GAI produces HR feature maps with richer semantics and more precise spatial detail compared to both LR and non-attentive fusions. Figure 5 shows the enhanced detail and context after GAI modules; Figure 6 highlights the spatial patterns in attention weights, confirming adaptive, semantically driven feature alignment.

Figure 5: Feature maps before/after GAI show coarse semantics in LR features, spatial detail in HR features, and semantically enriched fine-grained activity after GAI.

Figure 6: Attention maps for selected pixels (green) demonstrate cross-shaped, semantically guided response patterns owing to Criss-Cross Attention.

Qualitative segmentation outputs confirm consistent reduction of inter-class confusion and sharper object boundaries using GAI compared to bilinear, CARAFE, or feature alignment modules.

Figure 7: Qualitative results show higher-quality segmentation and error reduction with GAI.

Module and Design Analysis

Through systematic ablations, the following conclusions emerge:

The primary accuracy gain (up to +1.8 mIoU) is attributed to replacing bilinear upsampling with GAI modules.
Auxiliary supervision on GAI module outputs further boosts performance.
Direct fusion with $1/4$-scale spatial details and the addition of global context pooling further enhance overall accuracy at negligible computational cost.
Using concatenated HR and LR features as the query for attention outperforms using HR or LR features alone, underscoring the necessity of combining detailed spatial structure with semantic context.
Figure 8: Query features: (a) concatenation of HR and LR features; (b) HR only; (c) LR only—combining both yields optimal performance.

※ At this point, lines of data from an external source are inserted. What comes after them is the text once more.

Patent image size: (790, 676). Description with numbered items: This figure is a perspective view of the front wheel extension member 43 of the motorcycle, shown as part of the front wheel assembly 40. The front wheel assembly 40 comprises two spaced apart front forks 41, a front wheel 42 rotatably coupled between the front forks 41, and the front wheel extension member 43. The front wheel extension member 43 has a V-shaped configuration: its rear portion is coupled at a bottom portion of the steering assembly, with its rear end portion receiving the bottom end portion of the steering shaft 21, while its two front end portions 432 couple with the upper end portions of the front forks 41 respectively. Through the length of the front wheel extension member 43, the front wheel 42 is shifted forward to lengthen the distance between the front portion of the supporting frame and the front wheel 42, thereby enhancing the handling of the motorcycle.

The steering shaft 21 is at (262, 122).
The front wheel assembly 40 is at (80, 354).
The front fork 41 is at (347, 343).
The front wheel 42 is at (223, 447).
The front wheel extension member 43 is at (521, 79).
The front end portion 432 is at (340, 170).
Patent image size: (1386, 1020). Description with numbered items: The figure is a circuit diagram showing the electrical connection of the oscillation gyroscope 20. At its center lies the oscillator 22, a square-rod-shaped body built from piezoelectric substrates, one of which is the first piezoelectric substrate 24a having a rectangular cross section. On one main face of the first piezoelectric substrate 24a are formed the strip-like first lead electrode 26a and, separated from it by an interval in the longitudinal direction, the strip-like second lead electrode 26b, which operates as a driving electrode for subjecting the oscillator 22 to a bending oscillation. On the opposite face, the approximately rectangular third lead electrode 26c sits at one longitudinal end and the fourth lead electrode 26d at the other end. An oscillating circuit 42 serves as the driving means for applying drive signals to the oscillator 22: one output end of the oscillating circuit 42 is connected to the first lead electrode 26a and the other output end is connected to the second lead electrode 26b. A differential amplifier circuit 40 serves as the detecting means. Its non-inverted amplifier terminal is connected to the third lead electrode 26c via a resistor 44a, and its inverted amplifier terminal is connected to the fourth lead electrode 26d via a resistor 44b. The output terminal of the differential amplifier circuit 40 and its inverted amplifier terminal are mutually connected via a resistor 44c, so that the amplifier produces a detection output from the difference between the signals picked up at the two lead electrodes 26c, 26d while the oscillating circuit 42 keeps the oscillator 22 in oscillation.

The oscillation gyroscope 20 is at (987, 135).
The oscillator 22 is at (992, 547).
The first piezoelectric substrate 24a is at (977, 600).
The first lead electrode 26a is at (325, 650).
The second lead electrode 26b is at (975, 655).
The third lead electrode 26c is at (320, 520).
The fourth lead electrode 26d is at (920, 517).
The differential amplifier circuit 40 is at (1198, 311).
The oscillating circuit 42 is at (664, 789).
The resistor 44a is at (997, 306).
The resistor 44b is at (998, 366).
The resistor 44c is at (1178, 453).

Implications and Future Developments

GAI generalizes the paradigm of feature upsampling in dense prediction tasks, replacing coordinate-based interpolation with adaptive, contextual aggregation via attention. The design is backbone-agnostic, efficient, and modular, implying potential integration in multi-task frameworks, mobile settings, and other structured prediction tasks. The approach leverages state-of-the-art efficient attention (e.g., Criss-Cross) and supports future compatibility with dynamic attention, vision transformers, or hardware-specific optimizations.

Architecturally, GAIN achieves a compelling balance: matched or improved segmentation accuracy at real-time speed, but requiring significantly less model and memory complexity compared to heavy context modules or global transformers. The plug-and-play nature of GAI makes it widely deployable, including in embedded/edge applications for autonomous systems and robotics.

Conclusion

Guided Attentive Interpolation is an effective and theoretically sound advancement for feature upsampling in semantic segmentation networks. By explicitly leveraging pixel-level semantic-spatial affinities across layers, GAI enables the aggregation of fine-grained, context-rich high-resolution features, overcoming the limitations of coordinate-centric interpolation schemes. Embedded in a compact segmentation network, GAI yields state-of-the-art accuracy-speed trade-offs across multiple benchmarks. As a generic operation, GAI is positioned as a standard module for efficient, accurate dense prediction in future vision architectures.